Wavelength-shifting light traps for SWGO and other applications

TL;DR

This paper explores wavelength-shifting light traps using SiPMs as a cost-effective alternative to PMTs, demonstrating their potential for improved gamma/hadron separation in SWGO and other applications.

Contribution

It introduces a novel WLS detector design with single and double-shift configurations, evaluating their efficiency and potential for broad scientific use.

Findings

Double-shift design channels light effectively to fiber ends.

Light traps with SiPMs outperform traditional PMTs in non-focused light scenarios.

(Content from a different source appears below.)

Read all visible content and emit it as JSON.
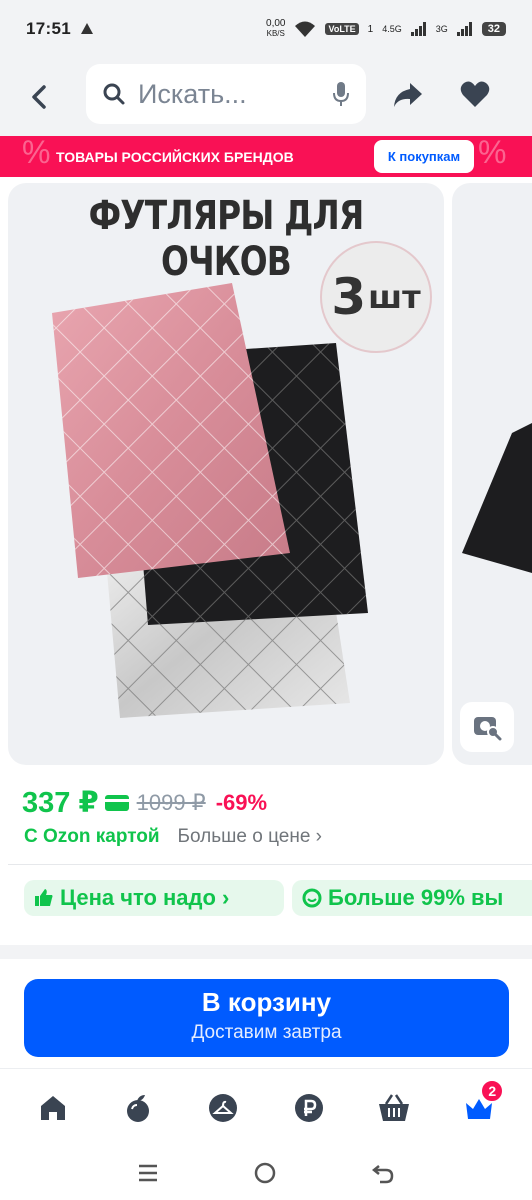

Potential for improved gamma/hadron separation in SWGO using WLS light traps.

Abstract

Wavelength-shifting (WLS) materials contain molecules that absorb light and reemit at longer wavelengths. They can be used for light detection because they provide a large effective area for low cost and they are able to efficiently trap and guide light because of total internal reflection processes. We are currently developing such a WLS detector, considering two main designs: A single-shift design with one wavelength shift (tile) and a double-shift design with two wavelength shifts (tile and fiber). As photodetectors we use small Silicon photomultipliers (SiPMs) with a high photon detection efficiency (PDE) and single-photon sensitivity. The double-shift layout goes at the expense of detection efficiency. In this design however, light is channeled to the two ends of a fiber, thus requiring a reduced photosensitive area compared to the single-shift layout. We will present the results of our measurements and show that light traps and SiPMs together represent a promising alternative to PMTs in case of a non-focused light beam. For the special case of SWGO, the application of light traps is also motivated by a possible improvement of the gamma/hadron separation, using a one-chamber tank with an array of wavelength-shifting light traps instead of a (two-chamber) tank with PMTs. Besides SWGO, new WLS detectors could also constitute useful and cheap technology for other experiments and use cases. The contribution summarizes our motivation and efforts to build a light trap detection module and to characterize its properties in terms of costs, temporal performance and detection efficiency.